Published: Thursday, Jan. 10, 2013 - 12:00 am | Page 12A
Last Modified: Thursday, Apr. 18, 2013 - 7:45 pm

The man who could move the Sacramento Kings to Seattle is an ultra-wealthy basketball fan who yearns to bring the NBA back to his hometown.

Chris Hansen, founder of a San Francisco hedge fund, has a tentative deal in place to build a $490 million arena south of downtown Seattle. The city and King County would put up $200 million, and Hansen would contribute the rest.

Hansen is surely good for his share. He has told Seattle officials he has a net worth of at least $300 million, and his arena proposal has the backing of the Nordstrom family and Microsoft executive Steve Ballmer. His hedge fund, Valiant Capital, controls $2.5 billion in assets and was an early investor in Facebook.

Hansen, 44, was born in San Francisco but raised in the Seattle area. He grew up rooting for the city's old NBA team, the SuperSonics, who relocated to Oklahoma City in 2008. In an interview with the Seattle Times last year, he recalled skipping school to attend the victory parade when the Sonics won their only NBA title in 1979.

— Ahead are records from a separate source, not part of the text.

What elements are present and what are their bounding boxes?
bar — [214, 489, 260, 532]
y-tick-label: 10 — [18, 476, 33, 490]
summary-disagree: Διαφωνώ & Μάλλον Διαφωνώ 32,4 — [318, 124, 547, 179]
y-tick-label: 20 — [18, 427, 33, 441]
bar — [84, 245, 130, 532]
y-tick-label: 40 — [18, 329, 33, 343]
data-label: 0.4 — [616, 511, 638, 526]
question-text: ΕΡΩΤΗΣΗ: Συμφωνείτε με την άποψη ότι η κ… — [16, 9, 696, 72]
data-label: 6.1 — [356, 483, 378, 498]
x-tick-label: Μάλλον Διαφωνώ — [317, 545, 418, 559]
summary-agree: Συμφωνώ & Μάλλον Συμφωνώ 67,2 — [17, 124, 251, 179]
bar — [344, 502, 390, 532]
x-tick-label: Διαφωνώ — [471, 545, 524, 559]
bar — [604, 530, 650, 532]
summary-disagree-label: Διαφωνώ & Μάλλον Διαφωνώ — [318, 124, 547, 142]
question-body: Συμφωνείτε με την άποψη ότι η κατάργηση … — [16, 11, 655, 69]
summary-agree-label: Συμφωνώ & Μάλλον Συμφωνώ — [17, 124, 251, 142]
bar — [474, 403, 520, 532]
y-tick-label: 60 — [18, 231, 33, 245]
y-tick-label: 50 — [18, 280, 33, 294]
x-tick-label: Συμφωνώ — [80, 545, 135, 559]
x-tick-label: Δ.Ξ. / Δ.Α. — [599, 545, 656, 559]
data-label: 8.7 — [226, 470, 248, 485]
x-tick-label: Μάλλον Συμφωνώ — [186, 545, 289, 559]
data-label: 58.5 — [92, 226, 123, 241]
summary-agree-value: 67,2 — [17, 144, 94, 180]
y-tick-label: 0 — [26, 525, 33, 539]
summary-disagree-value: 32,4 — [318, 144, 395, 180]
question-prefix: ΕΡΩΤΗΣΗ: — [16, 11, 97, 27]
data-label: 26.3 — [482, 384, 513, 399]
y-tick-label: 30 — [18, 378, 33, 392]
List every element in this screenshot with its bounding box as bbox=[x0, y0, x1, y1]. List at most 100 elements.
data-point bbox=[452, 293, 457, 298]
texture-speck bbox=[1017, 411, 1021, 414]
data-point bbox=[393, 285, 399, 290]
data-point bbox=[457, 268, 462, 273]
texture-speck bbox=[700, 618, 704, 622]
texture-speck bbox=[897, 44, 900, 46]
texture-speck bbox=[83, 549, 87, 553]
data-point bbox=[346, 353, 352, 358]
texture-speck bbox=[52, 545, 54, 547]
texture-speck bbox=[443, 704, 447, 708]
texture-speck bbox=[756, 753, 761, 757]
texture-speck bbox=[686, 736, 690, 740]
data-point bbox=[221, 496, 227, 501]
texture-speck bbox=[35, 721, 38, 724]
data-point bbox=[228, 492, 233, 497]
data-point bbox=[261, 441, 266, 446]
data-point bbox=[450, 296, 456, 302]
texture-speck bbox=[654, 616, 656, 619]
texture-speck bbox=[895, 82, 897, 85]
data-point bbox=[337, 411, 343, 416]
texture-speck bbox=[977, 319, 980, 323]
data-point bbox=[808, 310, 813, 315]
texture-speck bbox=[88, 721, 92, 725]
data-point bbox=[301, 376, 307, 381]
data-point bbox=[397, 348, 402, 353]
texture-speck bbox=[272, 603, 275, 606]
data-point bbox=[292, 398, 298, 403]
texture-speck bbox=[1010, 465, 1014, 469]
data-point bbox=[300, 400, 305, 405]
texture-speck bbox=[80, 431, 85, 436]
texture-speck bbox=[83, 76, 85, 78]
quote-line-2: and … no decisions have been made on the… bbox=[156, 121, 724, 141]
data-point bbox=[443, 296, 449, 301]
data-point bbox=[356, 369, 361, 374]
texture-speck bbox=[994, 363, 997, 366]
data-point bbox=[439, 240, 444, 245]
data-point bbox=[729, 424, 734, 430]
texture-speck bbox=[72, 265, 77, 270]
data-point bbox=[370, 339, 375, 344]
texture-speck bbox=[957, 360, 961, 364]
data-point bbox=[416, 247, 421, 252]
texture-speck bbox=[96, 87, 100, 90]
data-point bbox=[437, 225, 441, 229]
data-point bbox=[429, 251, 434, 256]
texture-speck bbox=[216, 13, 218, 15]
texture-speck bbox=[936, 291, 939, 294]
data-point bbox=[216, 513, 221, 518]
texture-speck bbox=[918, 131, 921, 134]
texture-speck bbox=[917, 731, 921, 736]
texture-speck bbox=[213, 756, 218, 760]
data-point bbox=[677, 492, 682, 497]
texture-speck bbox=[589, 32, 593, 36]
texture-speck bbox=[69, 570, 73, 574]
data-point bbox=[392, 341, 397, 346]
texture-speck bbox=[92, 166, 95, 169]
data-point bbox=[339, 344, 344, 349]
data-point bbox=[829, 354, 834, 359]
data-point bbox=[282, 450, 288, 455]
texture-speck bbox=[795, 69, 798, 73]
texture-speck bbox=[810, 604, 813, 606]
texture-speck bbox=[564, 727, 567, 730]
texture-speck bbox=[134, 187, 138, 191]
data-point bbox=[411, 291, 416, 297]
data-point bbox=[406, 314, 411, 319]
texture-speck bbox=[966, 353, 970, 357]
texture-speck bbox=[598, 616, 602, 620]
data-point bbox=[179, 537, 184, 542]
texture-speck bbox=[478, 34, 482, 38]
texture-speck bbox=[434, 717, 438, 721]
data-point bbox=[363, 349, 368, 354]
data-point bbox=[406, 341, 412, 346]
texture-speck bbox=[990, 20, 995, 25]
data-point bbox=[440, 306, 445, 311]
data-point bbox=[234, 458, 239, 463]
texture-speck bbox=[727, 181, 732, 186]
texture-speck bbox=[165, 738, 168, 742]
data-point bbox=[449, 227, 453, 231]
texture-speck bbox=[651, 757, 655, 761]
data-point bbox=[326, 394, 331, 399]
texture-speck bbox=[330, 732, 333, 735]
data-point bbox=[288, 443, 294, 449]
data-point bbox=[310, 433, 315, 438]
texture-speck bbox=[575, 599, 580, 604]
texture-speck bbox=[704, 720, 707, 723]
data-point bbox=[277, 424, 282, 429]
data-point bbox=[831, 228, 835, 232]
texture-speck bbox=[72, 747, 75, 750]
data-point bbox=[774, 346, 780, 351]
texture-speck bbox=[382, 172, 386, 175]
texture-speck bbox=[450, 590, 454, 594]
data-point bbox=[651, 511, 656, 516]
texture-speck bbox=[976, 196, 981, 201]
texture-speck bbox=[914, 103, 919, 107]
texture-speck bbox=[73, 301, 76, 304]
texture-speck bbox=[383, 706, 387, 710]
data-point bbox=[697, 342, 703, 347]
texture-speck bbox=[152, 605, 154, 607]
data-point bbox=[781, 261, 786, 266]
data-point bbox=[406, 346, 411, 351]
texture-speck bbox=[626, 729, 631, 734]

"This isn't about Chris Hansen," he told the Times. "This is about an NBA team and a new arena."

He began talking to Seattle Mayor Mike McGinn privately about a new arena in late 2011.

Hansen quickly won the support of basketball fans in the Seattle region. Last September, dressed in Sonics attire, he bought beers for fans at a Seattle bar after finalizing a memorandum of understanding on an arena plan with the Seattle City Council.

But the project has aroused some local opposition. The longshoremen's union has sued over concerns that the arena would interfere with traffic at the port.

A graduate of San Diego State and USC, Hansen has worked in the investment business since 1996 and founded Valiant Capital in 2008. He reportedly has spent more than $50 million buying land for the proposed arena site, and spent the past several months working on environmental reviews.

But not an inch of dirt will get moved until Hansen can secure an NBA or NHL franchise.